Authored by dmgreen on Apr 8 2022, 4:14 AM.

Details

Summary

A brief introduction to perfect shuffles - AArch64 NEON has a number of shuffle operations - dups, zips, exts, movs etc that can in some way shuffle around the lanes of a vector. Given a shuffle of size 4 with 2 inputs, some shuffle masks can be easily codegen'd to a single instruction. A <0,0,1,1> mask for example is a zip LHS, LHS. This is great, but some masks are not so simple, like a <0,0,1,2>. It turns out we can generate that from zip LHS, <0,2,0,2>, and then generate <0,2,0,2> from uzp LHS, LHS, producing the result in 2 instructions.

It is not obvious from a given mask how to get there though. So we have a simple program (PerfectShuffle.cpp in the util folder) that can scan through all combinations of 4-element vectors and generate the "perfect" combination of results needed for each shuffle mask (for some definition of perfect). This is run offline to generate a table that is queried for generating shuffle instructions. (Because the table could get quite big, it is limited to 4 element vectors).

In the perfect shuffle tables zip, unz and trn shuffles were being cost as 2, which is higher than needed and skews the perfect shuffle tables to create inefficient combinations. This sets them to 1 and regenerates the tables for them. The codegen will usually be better and the costs should be more precise (but it can get less second-order re-use of values from multiple shuffles, these cases should be fixed up in subsequent patches.

Diff Detail

Event Timeline

dmgreen created this revision.Apr 8 2022, 4:14 AM
Herald added a project: Restricted Project. · View Herald TranscriptApr 8 2022, 4:14 AM
dmgreen requested review of this revision.Apr 8 2022, 4:14 AM
Herald added a project: Restricted Project. · View Herald TranscriptApr 8 2022, 4:14 AM
dmgreen edited the summary of this revision. (Show Details)Apr 8 2022, 6:24 AM

Thanks for the introduction to perfect shuffles! :-)

The codegen will usually be better and the costs should be more precise (but it can get less second-order re-use of values from multiple shuffles, these cases should be fixed up in subsequent patches.

The approach looks sensible, but can you elaborate why codegen is better? This isn't that obvious to me, and by quickly eyeballing it I might even spotted some regressions.

The codegen will usually be better and the costs should be more precise (but it can get less second-order re-use of values from multiple shuffles, these cases should be fixed up in subsequent patches.

The approach looks sensible, but can you elaborate why codegen is better? This isn't that obvious to me, and by quickly eyeballing it I might even spotted some regressions.

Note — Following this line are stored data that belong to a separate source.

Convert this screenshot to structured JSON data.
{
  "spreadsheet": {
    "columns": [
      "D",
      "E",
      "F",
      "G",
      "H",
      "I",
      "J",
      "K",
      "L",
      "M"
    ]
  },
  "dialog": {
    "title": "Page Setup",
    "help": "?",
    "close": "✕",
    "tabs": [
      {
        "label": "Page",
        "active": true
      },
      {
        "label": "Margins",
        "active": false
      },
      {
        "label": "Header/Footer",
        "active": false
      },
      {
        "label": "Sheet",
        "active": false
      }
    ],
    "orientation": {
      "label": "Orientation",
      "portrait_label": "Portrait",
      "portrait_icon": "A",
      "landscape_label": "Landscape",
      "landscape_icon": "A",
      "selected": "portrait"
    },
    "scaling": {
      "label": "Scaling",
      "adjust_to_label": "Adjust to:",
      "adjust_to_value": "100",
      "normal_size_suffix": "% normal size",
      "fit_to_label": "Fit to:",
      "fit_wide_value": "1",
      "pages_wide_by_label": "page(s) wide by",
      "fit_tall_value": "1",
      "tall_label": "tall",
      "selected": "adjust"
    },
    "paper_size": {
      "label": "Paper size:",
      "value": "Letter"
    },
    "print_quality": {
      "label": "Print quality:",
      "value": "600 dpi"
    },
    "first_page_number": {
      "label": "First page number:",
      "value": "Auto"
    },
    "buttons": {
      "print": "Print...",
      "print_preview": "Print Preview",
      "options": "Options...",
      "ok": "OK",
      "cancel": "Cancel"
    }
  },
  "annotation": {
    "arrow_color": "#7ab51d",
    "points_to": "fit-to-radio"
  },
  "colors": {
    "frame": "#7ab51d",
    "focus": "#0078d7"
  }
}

Thanks for taking a look. I think what I was meaning, was a combination of:

  • If you take all these patches that are linked together (plus one more for i64 lane moves, will upload soon), the sizes of the assemblies are better (or the same) for all/most the tests, I believe. So the ones that do get worse here get better elsewhere. I'm not sure that's true for every shuffle, but it seems to be an improvement in general.
  • Getting the costs correct is good if we start using these for the costs of shuffles (as in D123409).
  • For normal/simple shuffles, this should be an improvement because we will be using less instructions (in general). It won't chose to pick 2 ext as opposed to a trn, for example.
  • The problems can come where there are multiple shuffles together. A <16 x i32> shuffle is broken down, for example. Or the disguised_dup case stores the results of 2 shuffles. In these cases sometimes the two perfect shuffles happen to re-use nodes between them. (For example the 1,2,0,0 shuffle in disguised_dup happened to re-use the dup 0,0,0,0 from the other shuffle). Those second-order effects are hard to predict.
  • Those big tests might not be so useful. I have not committed them into tree yet, and I'm not sure if they are very useful to be added. I'll see.

I might try and do something about trying to get it to reuse more nodes, but it's not something where the solution is obvious. Anything you chose might make one case better and another worse.

SjoerdMeijer accepted this revision.Apr 14 2022, 1:37 AM

Thanks for explaining! Makes sense, LGTM.

This revision is now accepted and ready to land.Apr 14 2022, 1:37 AM
This revision was landed with ongoing or failed builds.Apr 19 2022, 4:05 AM
This revision was automatically updated to reflect the committed changes.